ON SCALES OF VIOLENCE: HOW TO MEASURE A DICTATOR?
2020-2021
"I Have Measured Your Body With Mine"
Acrylic on transparent plastic
120x180cm, 2021
"You Are No Longer A Monument"
Acrylic on transparent PVC
80x80cm
2021
"Anthropometry is Fake News"
Acrylic on canvas- mixed media on paper
120x180cm - 15x21cm
2021
"A Mirror Against the Unwanted"
Acrylic on canvas
145x145cm
2021
On Scales of Violence: How to Measure A Dictator? [Interrupted]
Still shots and documentation of “On Scales of Violence: How to Measure a Dictator? [Interrupted]”
Video installation, 12’19”, (Part of the graduation project at PZI) | 2021
This film relies on an intersectional feminist autoethnographic research, demonstrating how through 90s TV broadcast news, dictators leaked out of the TV and affected vertically the Patriarchal gaze in family units. The film gets interrupted in the process of its making by the violence that erupted in Palestine in May 2021, in which the Israeli Settler Colonial state was forcibly displacing Palestinians out of their homes in Shiekh Jarrah, Silwan, Beita and Lifta, as it did for 7 decades. Palestinians revolted, which resulted in 11 days war on Gaza that killed 243 civilians among them 67 children.
The film changes its course, as students in the Dutch art institute “Piet Zwart Institute” voice their stance in Solidarity with Palestine and gets censored and silenced by the institution
THE OFFICIAL APOLOGY OF HOGESCHOOL ROTTERDAM | 2021
A wall text, vinyl cut-out letters on white wood. 210x180cm
After censoring students for being vocal about their stance in solidarity with Palestine, this work imagines an alternative reality of the Hogeschool Rotterdam response. A curatorial text hijacked and written by Diana Al-Halabi at the graduation of MFA at Piet Zwart Institute
The Text:
Material Contexts
Graduation Show 2020-2021
Text by Hogeschool Rotterdam/WDKA/PZI
While our educational team and curators were in the process of putting together this graduation show of the MFA students at Piet Zwart Institute, our students in the Karel Doormanhof building were trying to protest a cause as crucial as life itself. We responded “We see you, we hear you” while we were in fact practicing surveillance as we acted blind.

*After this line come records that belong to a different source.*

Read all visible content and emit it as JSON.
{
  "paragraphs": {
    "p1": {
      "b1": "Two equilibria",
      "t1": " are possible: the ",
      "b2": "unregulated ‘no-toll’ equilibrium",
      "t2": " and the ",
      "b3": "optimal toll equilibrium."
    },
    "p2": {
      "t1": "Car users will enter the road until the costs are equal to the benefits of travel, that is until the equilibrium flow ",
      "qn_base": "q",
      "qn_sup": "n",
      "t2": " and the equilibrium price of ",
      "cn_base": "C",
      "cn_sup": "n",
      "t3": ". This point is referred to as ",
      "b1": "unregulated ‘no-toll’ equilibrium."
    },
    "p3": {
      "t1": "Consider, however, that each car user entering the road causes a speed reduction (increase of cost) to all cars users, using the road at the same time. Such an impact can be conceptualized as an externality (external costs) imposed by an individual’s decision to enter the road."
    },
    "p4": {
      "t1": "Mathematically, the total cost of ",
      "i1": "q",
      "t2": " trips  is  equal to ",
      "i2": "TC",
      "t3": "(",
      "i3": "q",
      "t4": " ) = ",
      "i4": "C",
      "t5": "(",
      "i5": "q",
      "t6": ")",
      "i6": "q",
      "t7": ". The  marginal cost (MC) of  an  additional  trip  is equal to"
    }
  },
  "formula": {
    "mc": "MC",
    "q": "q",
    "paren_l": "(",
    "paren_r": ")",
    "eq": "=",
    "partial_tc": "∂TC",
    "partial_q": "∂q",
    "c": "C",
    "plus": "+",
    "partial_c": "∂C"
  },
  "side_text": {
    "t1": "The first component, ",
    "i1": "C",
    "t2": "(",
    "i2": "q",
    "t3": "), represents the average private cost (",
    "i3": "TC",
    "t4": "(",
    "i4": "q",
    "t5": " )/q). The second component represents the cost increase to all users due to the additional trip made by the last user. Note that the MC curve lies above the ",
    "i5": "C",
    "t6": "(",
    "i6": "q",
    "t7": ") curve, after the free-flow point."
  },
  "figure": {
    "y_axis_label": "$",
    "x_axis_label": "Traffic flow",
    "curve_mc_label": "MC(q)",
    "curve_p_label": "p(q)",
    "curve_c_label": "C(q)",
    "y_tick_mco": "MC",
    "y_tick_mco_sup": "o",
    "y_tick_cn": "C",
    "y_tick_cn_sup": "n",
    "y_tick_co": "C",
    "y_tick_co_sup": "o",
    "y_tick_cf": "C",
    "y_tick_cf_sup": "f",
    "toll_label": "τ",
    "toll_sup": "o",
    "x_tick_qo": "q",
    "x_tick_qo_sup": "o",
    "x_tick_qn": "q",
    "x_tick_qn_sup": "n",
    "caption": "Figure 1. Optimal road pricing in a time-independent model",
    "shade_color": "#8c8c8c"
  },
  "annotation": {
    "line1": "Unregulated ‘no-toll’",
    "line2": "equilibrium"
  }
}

The modes of response we adopted were undoubtedly bureaucratic and at times were identical to state policing. Under the guise of a care economy, we forcibly confiscated banners, censored students, invited them to Kafkaesque meeting conditions. We covertly assumed that time will tire everyone, demands will naturally die off, and we’ll eventually get back to normal.
While trying to preserve our “white innocence” as Gloria Wekker puts it, we failed to embody the token we claim to represent. We claimed to be inclusive while we were in reality only tolerant, and to be tolerant is to endure, however, endurance was never a synonym for inclusivity.
In the past month, we have learned from our students that change comes if we learn how to employ our privileges to help those who are oppressed and marginalized. Therefore, allow us to use this graduation show as a platform to voice a public apology to our students for censoring them, to our tutors for making them doubt their role in teaching decolonial theory.
And to Palestinian people all over the world, we say, forgive us, we are late.
Hence, we announce our endorsement of the “Palestine Solidarity Statement” written by the Graduate Gender Programme at Utrecht University. We commit from this day forth, to be anti-colonial in practice and management as much as in theory, and to push higher authorities to endorse a BDS policy. We wish our students a graduation full of pride, and a future full of change.